The electrification of energy systems is a technological megatrend that has transformed buildings, aircraft, automobiles, and naval ships. With electrification, the ability to manage thermal and electro-thermal interactions within energy systems has increasingly become the limiting factor of their capabilities. The modeling, design, and control approaches developed by our lab enable increased power/energy density and decreased operating costs, while bringing new paradigms in performance, safety, efficiency, and sustainability.
05/2023:
Congrats to M.S. student Jason Lord and B.S. students Carly Dunford and Madison O'Hara on completing their degrees! Jason will be working for Pratt & Whitney, Carly will be working for Boeing, and Carly will be working for Lockheed Martin.
04/2023:
Congrats to Carly Dunford for completing her undergraduate Honors Thesis!
03/2023:
Congrats to Jonah Glunt for receiving the National Defense Science and Engineering Graduate (NDSEG) Fellowship Award!
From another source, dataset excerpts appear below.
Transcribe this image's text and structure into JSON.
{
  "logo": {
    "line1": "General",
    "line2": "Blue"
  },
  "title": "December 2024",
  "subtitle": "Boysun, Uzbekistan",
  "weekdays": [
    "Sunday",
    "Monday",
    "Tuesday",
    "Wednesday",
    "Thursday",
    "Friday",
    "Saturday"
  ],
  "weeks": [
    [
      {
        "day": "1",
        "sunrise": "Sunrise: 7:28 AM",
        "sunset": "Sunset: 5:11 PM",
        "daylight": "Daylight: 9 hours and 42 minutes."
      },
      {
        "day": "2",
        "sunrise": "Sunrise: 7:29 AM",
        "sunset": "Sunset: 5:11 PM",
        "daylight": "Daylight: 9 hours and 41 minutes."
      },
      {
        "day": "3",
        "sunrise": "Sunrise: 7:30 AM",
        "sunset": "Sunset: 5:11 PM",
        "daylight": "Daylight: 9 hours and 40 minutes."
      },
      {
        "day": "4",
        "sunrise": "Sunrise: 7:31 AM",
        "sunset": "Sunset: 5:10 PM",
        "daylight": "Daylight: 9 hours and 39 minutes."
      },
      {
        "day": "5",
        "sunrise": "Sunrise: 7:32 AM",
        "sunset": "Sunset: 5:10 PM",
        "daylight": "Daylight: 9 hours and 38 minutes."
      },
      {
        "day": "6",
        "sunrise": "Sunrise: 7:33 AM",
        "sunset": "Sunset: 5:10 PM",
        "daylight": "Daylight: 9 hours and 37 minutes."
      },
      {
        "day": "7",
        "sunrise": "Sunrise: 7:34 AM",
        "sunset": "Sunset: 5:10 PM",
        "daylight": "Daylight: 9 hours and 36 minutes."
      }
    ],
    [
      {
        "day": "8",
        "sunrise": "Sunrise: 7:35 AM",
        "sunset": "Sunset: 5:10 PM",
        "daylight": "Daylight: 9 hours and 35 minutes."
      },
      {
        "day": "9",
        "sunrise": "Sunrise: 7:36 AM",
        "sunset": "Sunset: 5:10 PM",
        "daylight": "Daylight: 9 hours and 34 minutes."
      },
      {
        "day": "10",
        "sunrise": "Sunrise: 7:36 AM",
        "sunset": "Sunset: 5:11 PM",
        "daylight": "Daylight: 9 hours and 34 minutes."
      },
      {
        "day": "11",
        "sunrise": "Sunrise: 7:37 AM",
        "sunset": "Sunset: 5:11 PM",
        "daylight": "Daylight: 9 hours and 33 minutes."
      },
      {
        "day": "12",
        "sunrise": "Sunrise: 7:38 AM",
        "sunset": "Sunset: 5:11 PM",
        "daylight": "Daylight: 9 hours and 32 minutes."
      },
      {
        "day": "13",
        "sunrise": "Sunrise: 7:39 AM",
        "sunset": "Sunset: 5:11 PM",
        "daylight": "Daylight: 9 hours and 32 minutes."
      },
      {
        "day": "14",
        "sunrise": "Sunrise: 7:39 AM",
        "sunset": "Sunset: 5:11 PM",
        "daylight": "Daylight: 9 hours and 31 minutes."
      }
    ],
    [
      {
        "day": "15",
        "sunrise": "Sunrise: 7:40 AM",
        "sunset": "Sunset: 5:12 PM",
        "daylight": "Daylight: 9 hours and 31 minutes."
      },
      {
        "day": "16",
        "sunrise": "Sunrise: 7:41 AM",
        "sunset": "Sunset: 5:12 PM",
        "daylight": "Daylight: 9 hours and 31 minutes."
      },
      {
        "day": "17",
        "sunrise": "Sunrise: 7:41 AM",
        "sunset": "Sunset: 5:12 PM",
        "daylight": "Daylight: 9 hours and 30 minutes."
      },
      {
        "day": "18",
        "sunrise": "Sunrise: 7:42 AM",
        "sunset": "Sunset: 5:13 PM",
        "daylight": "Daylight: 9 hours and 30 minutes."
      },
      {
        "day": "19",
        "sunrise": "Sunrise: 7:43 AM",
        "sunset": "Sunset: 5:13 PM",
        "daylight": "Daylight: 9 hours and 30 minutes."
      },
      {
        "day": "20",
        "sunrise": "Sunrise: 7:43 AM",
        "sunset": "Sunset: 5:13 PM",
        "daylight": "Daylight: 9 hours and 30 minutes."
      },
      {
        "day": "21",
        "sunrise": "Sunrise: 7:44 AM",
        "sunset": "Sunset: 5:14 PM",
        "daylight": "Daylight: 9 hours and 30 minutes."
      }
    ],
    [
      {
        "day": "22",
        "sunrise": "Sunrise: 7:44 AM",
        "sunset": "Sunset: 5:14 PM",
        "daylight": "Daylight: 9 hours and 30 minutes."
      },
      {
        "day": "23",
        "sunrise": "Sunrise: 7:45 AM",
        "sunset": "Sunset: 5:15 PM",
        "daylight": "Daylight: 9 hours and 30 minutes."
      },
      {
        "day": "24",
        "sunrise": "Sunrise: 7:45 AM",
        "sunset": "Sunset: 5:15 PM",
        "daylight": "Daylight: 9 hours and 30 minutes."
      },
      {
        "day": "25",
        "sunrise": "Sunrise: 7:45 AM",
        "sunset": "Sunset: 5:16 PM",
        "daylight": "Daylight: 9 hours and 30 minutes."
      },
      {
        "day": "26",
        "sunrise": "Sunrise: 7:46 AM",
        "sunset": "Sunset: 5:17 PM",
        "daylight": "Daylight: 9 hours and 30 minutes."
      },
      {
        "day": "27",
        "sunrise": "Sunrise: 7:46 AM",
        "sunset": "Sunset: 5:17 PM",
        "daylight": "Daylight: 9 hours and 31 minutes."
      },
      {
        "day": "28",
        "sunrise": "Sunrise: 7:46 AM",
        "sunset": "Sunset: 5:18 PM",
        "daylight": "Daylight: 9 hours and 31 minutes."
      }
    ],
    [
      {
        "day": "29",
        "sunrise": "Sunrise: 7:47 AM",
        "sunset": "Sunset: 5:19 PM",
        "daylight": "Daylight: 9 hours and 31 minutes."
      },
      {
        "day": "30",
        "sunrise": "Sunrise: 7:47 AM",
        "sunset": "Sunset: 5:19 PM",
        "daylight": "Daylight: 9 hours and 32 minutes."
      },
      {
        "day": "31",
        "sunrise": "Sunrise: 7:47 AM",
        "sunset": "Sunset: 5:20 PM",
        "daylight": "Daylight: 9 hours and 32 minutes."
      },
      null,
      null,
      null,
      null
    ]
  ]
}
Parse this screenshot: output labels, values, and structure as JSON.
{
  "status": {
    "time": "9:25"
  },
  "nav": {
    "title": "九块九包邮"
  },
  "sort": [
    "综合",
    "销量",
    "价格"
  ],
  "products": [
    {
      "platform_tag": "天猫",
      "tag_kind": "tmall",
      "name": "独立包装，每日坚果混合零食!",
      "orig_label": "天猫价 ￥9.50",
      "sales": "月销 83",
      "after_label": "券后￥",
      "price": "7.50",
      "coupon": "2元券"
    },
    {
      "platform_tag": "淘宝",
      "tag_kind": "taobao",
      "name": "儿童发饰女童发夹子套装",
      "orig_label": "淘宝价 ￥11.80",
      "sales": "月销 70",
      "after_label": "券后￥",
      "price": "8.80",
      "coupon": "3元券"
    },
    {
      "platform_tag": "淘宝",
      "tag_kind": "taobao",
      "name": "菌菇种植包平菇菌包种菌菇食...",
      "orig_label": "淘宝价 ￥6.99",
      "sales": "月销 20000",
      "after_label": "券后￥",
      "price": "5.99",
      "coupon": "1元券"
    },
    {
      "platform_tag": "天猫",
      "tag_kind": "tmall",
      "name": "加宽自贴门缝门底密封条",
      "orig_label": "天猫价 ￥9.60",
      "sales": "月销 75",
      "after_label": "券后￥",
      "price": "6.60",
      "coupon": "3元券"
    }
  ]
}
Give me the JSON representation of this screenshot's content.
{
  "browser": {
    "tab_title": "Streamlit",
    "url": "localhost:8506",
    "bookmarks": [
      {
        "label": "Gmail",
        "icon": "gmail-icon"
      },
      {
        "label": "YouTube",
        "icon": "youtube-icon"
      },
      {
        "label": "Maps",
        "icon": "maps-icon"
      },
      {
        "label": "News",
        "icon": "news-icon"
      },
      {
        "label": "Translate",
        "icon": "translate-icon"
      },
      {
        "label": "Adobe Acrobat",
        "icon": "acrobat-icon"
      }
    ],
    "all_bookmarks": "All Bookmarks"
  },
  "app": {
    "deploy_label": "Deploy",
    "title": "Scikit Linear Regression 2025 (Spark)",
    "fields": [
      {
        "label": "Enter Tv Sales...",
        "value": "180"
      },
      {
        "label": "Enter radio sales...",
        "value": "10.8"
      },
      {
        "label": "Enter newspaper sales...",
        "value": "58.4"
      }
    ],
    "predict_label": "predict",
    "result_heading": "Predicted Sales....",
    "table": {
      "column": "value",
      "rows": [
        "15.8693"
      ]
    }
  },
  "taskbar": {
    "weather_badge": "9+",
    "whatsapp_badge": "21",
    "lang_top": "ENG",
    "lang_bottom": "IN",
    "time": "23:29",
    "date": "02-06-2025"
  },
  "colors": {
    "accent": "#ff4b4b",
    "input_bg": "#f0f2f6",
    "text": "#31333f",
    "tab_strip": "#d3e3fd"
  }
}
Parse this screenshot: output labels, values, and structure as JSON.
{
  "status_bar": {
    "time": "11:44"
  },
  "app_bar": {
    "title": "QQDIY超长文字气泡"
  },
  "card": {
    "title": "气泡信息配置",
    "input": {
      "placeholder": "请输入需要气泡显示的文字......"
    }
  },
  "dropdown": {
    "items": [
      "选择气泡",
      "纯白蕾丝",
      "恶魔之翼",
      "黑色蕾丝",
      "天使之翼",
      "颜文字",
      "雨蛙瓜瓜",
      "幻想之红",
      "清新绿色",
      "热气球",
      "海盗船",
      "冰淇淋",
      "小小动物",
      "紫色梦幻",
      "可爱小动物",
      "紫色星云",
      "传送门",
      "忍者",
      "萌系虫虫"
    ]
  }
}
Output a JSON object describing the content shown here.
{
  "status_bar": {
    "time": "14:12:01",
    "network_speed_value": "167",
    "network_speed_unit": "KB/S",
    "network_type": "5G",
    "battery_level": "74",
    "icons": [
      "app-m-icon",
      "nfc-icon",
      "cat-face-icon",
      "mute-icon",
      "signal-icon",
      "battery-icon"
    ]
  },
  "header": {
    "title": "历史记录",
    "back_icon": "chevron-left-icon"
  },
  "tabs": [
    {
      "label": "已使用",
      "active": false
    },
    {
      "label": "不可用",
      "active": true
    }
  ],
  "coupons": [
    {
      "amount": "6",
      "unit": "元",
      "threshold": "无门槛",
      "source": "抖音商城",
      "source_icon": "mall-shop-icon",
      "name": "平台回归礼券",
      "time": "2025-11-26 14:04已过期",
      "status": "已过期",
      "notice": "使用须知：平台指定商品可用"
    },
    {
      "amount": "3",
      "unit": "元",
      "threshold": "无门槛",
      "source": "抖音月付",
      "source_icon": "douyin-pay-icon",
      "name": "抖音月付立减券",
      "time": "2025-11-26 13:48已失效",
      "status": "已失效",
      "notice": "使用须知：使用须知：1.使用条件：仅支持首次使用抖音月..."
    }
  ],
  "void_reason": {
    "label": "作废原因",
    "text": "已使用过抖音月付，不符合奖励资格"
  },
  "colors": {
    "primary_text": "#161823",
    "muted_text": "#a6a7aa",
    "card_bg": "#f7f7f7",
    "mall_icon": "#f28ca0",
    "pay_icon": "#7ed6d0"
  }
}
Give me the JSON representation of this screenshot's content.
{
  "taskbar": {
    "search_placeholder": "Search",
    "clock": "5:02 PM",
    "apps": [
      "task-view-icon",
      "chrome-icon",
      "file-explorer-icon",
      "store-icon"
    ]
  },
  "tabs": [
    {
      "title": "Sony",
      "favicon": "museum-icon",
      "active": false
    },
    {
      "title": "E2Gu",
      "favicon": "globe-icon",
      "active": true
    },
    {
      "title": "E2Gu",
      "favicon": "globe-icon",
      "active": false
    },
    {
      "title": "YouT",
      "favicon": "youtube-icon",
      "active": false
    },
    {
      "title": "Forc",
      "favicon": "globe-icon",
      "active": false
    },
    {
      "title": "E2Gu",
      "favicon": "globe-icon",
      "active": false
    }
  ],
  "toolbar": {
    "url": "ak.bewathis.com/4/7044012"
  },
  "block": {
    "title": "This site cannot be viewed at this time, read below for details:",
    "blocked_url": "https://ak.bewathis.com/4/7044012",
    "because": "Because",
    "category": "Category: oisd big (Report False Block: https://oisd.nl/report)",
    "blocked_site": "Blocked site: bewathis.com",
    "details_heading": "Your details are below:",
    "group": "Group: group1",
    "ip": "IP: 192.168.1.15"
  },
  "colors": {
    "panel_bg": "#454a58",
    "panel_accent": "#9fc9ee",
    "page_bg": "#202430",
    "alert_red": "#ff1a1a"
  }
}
Jonah also received Honorable Mention for the NSF Graduate Research Fellowship Program (GRFP).
03/2023:
Congrats to Jake and Allison Siefert on the birth of their first child, Mae Siefert!
01/2023:
The PAC Lab welcomes graduate researcher Adim Seeler!
01/2023:
Congrats to Seho Park for passing his comprehensive exam!
12/2022:
The PAC Lab presented two papers at the 2022 IEEE Conference on Decision and Control.
11/2022:
Our IEEE TCST paper on hierarchical control for integrated propulsion, power, and thermal management of a UAV is now accessible via early access.
07/2022:
Our IEEE L-CSS paper on reachability of hybrid systems is now accessible via early access.
06/2022:
Honored to be a co-author on this year's American Control Conference Best Student Paper! It was great to present our work on two collaborative projects at ACC.
06/2022:
Congrats to Andrew Iezzi on completing his M.S. degree! Andrew will be joining Pratt & Whitney as a software engineer.
04/2022:
Congrats to Carly Dunford for receiving the Boeing Outstanding Mechanical Engineering Junior Award!
08/2021:
The PAC Lab will soon begin work on a $1.5 million collaborative grant to study autonomous hypersonic vehicle flight planning.